Role
Staff Product Designer
Responsibilities
UX Research, Usability Testing, Wireframing, Prototyping, Visual Design
Duration
June, 2024 - August 2024
Overview
Designing RAG for claim-by-claim trust
RAG-V is a reference pattern that integrates retrieval-augmented generation (RAG) with a verification layer. In collaboration with researchers, I led the design of a workflow that verifies each claim in an AI-generated summary against source material. The goal was to ensure accuracy, reduce hallucinations, and build user trust, especially for national security users who have very low tolerance for errors.

The Problem
High-stakes users require zero hallucinations
Traditional summary workflows offered only sentence-level transparency, showing whether a sentence was grounded in evidence but not which specific claims were supported. Even with RAG, AI-generated summaries still carried a 5% to 10% error rate. For users in high-stakes environments such as intelligence analysts, even minor hallucinations could have critical consequences.
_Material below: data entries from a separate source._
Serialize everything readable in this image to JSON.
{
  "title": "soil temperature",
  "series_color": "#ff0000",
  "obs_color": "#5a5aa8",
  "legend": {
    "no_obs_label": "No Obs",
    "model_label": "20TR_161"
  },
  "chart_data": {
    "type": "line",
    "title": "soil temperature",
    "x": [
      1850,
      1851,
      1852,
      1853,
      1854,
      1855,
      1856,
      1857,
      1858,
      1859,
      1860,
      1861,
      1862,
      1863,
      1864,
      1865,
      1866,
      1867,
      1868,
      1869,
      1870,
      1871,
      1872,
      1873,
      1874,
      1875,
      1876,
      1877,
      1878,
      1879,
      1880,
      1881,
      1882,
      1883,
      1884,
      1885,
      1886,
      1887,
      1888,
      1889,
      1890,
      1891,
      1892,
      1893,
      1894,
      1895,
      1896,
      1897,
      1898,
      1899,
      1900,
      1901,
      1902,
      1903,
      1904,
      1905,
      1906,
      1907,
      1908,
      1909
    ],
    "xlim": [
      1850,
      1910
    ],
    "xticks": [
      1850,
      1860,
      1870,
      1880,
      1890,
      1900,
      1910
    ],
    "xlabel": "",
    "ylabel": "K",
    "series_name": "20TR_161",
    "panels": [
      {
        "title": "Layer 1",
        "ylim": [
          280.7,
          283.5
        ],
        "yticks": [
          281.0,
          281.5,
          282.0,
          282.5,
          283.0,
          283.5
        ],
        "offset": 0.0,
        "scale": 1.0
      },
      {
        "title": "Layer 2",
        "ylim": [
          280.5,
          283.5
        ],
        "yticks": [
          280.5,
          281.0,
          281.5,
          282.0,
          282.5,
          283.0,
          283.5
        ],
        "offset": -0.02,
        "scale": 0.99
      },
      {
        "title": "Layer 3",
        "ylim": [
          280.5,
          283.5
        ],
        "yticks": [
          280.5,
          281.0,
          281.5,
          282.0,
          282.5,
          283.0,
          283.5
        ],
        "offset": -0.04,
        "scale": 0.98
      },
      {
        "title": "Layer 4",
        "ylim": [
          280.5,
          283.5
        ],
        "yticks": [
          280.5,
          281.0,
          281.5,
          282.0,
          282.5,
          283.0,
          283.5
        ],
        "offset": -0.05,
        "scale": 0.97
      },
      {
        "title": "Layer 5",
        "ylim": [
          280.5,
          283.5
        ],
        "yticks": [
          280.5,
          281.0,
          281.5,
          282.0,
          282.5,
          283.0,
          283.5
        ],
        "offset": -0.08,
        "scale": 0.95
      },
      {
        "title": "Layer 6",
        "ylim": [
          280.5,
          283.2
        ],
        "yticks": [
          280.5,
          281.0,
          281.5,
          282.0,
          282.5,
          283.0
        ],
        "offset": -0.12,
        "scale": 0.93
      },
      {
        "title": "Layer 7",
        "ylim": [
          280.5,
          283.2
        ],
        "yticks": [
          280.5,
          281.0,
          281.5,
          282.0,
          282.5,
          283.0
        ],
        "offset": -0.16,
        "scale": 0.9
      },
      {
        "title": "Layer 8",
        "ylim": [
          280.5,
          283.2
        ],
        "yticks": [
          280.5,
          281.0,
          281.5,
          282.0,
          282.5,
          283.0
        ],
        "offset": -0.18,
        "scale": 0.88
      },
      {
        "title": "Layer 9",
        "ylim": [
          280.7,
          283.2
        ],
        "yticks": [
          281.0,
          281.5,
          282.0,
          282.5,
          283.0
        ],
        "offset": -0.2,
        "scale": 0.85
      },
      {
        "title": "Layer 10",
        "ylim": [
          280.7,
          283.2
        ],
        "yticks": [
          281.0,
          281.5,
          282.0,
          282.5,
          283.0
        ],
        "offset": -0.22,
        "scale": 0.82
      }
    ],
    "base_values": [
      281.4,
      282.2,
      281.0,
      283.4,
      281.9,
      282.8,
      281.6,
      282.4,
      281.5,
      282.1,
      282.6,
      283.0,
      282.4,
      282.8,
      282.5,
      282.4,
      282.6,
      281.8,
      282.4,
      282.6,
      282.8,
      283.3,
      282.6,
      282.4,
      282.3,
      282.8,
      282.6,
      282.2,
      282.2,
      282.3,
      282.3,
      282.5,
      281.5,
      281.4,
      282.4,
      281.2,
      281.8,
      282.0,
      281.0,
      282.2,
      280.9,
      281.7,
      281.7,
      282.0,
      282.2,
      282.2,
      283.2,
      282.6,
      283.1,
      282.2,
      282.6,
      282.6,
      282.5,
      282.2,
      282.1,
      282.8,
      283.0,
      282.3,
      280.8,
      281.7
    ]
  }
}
Note: Data is illustrative, based on trends from Ke et al. (2025).
Ke, Y. H., Jin, L., Elangovan, K., Abdullah, H. R., Liu, N., Sia, A. T. H., Soh, C. R., Tung, J. Y. M., Ong, J. C. L., Kuo, C.F., Wu, S.C., Kovacheva, V. P., & Ting, D. S. W. (2025, April 5). Retrieval augmented generation for 10 large language models and its generalizability in assessing medical fitness. Nature. https://www.nature.com/articles/s41746-025-01519-z
Research Insights
Learning from existing citation and verification behaviors
Understanding how different groups handle evidence and attribution helped shape a design pattern that feels both familiar and trustworthy to users.
Preliminary Research Insight
Academic citation patterns
Use footnotes or inline citations to ground claims, establishing a trusted pattern for linking evidence.

Citation example from Citation Machine
Preliminary Research Insight
Intel analyst workflows
Rely on similar citations but emphasize excerpts and metadata such as organization, author, and timestamp to validate and share information.
Preliminary Research Insight
LLM product conventions
ChatGPT, Gemini, Claude, and Perplexity use hoverable chips for citations, with Gemini also offering on-demand verification. These approaches verify at the sentence level, which risks hallucination and makes it unclear which claim is supported.

Reference pattern from Perplexity

On-demand verification from Gemini
Proposed Solutions
Technical proposal
1. Breaks down generated text into individual claim
2. Cross-checks each claim against retrieved sources
3. Iteratively regenerates summaries until claims are verified.
Visit Primer's Research to read more details

RAG-V pipeline illustration
Design Principles
Designing for scannability, transparency, and control
This workflow reduced hallucination rates and improved review efficiency by embedding verification directly into the analyst’s workflow.
Highlighted view of verified versus unverifiable claims
Provides analysts with a quick, scannable overview of the verification status. Visual indicators guide them to the most critical parts of the summary first.

Verification status as citation chip for scannability
Side-by-side review of claims with referenced documents
Displays each claim alongside its reasoning and the original evidence, allowing users to confirm accuracy within the context of existing document viewers in their secure on-prem environment.

Click to read source materials and verification details
Option to view multiple drafts of summaries
Gives analysts transparency into different versions of the summary. They can review how content changed across verification passes and recover valuable insights that might have been removed during regeneration.

Review generation iteration through multiple drafts
Final Results
RAG-V in action
Integrating tabs to track multiple follow-ups
The final RAG-V workflow distilled three core design principles: efficiency, granularity, and transparency. Through iteration, these principles shaped claim-level verification, clear evidence views, and reduced latency, resulting in a system that not only minimized hallucinations but also fit seamlessly into analysts’ review processes, driving adoption and trust.
Trust became the new baseline
RAG-V achieved a significant reduction in unverified content and increased analyst confidence in generative features. Customers requested its extension beyond search summaries, and it became a baseline explainability pattern across Primer products.
"This approach gives me much greater confidence in the accuracy of summaries! When can I expect to see RAG-V applied to other generative text beyond search summaries?"
— One customer after a RAG-V demo
Retrospective
Verification builds trust, but speed builds value
RAG-V demonstrated the value of granular claim-level verification in building trust with generative AI. The tradeoff was speed and content richness, two factors that limited the perceived value of summaries. Future iterations will focus on balancing trustworthiness with efficiency and utility, ensuring analysts gain both confidence and insight from AI outputs.